Funding boost for language mentoring project
A project to raise the profile of modern foreign languages has received extended funding from Welsh Government to reach pupils in rural parts of Wales.
Launched in 2015, the Modern Foreign Languages Student Mentoring project places undergraduates from Cardiff, Swansea, Bangor and Aberystwyth universities into local schools to mentor pupils and encourage them to consider modern foreign languages when choosing their GCSE options.
The mentoring project is funded by Welsh Government and is part of its Global Futures plan which aims to improve and promote the take up of modern foreign languages in schools in Wales.
Over the last two years the mentoring scheme has had a significant impact on partner schools who have reported an increase in pupils choosing languages at GCSE as well as improved motivation to continue learning languages and to consider university.
Capitalising on the project’s success, Welsh Government is now extending the project to include a new digital platform to extend its reach to schools and pupils who have not been able to engage with the project due to geographical location. This is a significant milestone for the scheme, allowing pupils in remote or rural areas to connect digitally with student mentors. The Welsh Government is investing a further £140,000 for the third year of the project.
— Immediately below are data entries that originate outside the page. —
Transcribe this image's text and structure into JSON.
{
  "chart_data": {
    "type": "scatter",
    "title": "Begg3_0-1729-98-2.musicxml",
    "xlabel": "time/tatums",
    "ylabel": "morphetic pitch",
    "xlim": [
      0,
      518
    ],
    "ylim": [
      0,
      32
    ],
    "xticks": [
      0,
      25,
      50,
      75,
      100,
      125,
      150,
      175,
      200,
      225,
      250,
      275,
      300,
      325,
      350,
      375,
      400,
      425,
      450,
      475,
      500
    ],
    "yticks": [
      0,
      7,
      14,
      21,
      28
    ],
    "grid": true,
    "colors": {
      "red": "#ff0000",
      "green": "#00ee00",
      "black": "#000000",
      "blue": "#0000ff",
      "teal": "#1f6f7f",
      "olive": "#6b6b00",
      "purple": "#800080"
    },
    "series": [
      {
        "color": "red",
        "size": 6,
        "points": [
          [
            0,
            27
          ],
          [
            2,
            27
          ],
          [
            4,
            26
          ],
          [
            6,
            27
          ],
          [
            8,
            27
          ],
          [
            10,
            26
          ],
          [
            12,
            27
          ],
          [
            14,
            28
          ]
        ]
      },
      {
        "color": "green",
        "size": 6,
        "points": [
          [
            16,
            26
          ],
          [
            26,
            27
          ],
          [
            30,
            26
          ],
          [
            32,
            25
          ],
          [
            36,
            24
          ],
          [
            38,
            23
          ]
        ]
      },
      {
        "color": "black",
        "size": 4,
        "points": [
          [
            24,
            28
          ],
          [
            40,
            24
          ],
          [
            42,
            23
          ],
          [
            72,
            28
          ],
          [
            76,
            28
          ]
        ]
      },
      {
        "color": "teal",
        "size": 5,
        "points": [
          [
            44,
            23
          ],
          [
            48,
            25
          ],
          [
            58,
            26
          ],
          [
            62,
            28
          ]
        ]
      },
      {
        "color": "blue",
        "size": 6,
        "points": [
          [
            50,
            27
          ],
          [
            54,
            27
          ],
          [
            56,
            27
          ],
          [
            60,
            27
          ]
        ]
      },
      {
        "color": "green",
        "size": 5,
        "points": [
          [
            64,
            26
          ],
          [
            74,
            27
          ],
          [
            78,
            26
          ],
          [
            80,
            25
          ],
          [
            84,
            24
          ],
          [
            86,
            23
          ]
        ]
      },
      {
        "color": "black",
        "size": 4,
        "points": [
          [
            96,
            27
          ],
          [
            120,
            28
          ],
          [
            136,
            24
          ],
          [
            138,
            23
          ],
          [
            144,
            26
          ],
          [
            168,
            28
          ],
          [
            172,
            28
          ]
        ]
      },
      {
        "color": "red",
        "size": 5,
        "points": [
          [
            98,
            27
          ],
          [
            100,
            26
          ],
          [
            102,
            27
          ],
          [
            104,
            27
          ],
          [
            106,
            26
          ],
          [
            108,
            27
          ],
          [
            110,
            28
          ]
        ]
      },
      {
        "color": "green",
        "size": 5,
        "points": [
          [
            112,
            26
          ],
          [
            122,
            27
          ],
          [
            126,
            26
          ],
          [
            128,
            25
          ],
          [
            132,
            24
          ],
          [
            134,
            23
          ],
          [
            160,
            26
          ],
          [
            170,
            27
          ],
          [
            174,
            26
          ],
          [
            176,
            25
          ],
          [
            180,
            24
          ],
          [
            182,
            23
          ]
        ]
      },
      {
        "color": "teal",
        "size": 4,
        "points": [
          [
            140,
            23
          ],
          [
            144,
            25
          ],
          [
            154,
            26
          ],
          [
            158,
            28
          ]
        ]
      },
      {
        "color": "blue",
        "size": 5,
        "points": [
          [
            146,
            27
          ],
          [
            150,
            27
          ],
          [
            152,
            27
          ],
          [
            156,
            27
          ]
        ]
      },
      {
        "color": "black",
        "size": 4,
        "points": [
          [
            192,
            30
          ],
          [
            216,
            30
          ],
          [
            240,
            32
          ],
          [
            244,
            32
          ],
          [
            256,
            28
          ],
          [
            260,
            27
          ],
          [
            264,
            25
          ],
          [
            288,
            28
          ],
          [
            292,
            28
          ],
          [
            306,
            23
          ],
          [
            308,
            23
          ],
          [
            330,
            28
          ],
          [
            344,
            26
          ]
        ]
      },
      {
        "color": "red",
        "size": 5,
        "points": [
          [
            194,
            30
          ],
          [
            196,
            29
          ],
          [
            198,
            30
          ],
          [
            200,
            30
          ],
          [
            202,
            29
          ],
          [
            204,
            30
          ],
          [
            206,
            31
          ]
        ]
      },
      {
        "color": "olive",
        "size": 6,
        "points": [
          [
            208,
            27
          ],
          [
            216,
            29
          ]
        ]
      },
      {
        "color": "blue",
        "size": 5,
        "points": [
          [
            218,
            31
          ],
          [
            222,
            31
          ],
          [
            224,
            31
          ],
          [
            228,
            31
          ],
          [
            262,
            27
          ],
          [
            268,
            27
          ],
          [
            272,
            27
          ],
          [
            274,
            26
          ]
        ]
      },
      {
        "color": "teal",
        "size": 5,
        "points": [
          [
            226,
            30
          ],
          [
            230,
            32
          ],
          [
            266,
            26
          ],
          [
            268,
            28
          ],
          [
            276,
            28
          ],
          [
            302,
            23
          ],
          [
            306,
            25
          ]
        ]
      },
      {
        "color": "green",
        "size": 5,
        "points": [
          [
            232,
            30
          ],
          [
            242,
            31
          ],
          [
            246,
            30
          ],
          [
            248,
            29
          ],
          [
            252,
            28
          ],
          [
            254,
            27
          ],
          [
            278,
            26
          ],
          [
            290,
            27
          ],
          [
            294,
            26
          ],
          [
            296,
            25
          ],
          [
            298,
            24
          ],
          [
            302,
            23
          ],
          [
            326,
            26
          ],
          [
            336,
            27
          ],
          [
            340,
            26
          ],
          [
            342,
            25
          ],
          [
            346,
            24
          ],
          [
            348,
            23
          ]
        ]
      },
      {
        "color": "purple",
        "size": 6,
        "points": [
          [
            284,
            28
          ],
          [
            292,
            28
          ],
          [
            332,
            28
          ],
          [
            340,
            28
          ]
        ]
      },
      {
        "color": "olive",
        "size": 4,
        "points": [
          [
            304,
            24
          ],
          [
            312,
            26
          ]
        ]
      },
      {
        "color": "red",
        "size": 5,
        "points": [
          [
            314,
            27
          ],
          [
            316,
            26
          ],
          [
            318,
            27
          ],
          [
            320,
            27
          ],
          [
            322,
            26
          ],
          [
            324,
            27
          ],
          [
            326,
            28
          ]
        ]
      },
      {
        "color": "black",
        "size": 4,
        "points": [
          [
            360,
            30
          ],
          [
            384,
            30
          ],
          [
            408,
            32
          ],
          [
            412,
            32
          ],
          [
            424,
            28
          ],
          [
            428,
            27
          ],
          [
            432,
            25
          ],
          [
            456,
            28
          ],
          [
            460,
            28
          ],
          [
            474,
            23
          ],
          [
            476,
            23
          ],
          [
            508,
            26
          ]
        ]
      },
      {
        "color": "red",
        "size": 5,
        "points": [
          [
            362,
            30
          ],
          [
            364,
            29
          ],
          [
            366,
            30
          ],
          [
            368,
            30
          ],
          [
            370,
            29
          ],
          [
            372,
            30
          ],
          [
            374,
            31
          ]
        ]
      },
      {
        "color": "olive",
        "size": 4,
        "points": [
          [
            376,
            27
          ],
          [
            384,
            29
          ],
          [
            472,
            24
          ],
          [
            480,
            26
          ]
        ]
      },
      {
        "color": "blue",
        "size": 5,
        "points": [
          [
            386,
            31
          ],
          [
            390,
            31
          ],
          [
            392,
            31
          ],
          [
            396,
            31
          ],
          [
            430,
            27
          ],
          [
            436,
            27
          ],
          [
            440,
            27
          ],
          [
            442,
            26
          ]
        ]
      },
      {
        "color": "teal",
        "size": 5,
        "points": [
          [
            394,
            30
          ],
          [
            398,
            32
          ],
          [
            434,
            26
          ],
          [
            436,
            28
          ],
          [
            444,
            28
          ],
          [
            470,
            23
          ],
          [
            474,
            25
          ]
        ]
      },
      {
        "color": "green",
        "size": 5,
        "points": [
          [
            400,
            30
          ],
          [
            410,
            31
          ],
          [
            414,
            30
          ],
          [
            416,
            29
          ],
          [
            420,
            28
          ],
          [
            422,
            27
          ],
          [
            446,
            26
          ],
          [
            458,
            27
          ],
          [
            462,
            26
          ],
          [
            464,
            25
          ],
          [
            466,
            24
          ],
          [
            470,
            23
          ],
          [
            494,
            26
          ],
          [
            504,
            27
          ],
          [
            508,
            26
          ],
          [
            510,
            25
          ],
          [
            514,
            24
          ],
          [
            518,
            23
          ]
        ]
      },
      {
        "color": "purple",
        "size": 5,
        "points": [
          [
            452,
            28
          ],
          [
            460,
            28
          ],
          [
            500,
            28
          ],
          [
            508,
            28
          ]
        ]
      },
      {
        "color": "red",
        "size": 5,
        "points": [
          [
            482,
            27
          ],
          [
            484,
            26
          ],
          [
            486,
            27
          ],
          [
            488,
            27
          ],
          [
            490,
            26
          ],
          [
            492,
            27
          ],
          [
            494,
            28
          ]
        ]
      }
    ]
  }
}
Heads of Modern Language Schools from the four partner universities recently met with Welsh Cabinet Secretary for Education, Kirsty Williams AM, to discuss new developments and how learning modern foreign languages could be further integrated into the school curriculum.
Cabinet Secretary for Education, Kirsty Williams said: “I am pleased to extend the funding for the modern foreign languages student mentoring project, due to its success and contribution towards our aim of increasing the number of young people choosing to study modern foreign languages. It is our ambition for every learner in Wales to study English, Welsh and at least one modern foreign language at primary school. We are currently creating an exciting new curriculum for Wales and I am delighted that the universities want to work with us to consider how modern foreign languages can be further integrated within the curriculum.”
Dr Jonathan Ervine, head of the School of Modern Languages and Cultures at Bangor University said: “Like my colleagues from other Welsh universities who are involved in this project, I was hugely encouraged by speaking to Kirsty Williams about the ways in which Welsh Government plan to integrate languages into the new curriculum across Wales. We are looking forward to the launch of a digital platform that will mean we can work with an increased range of schools here in North Wales and ensure that even more pupils benefit from this fantastic project.”
Professor Claire Gorrara, academic lead for the mentoring project and Professor of French in the School of Modern Languages at Cardiff University said: “Introducing children to the building blocks of language learning at an early age is central to developing better awareness of other cultures and societies and as Wales and the UK approaches negotiations over exiting the EU this carries even greater importance for Wales’ future.”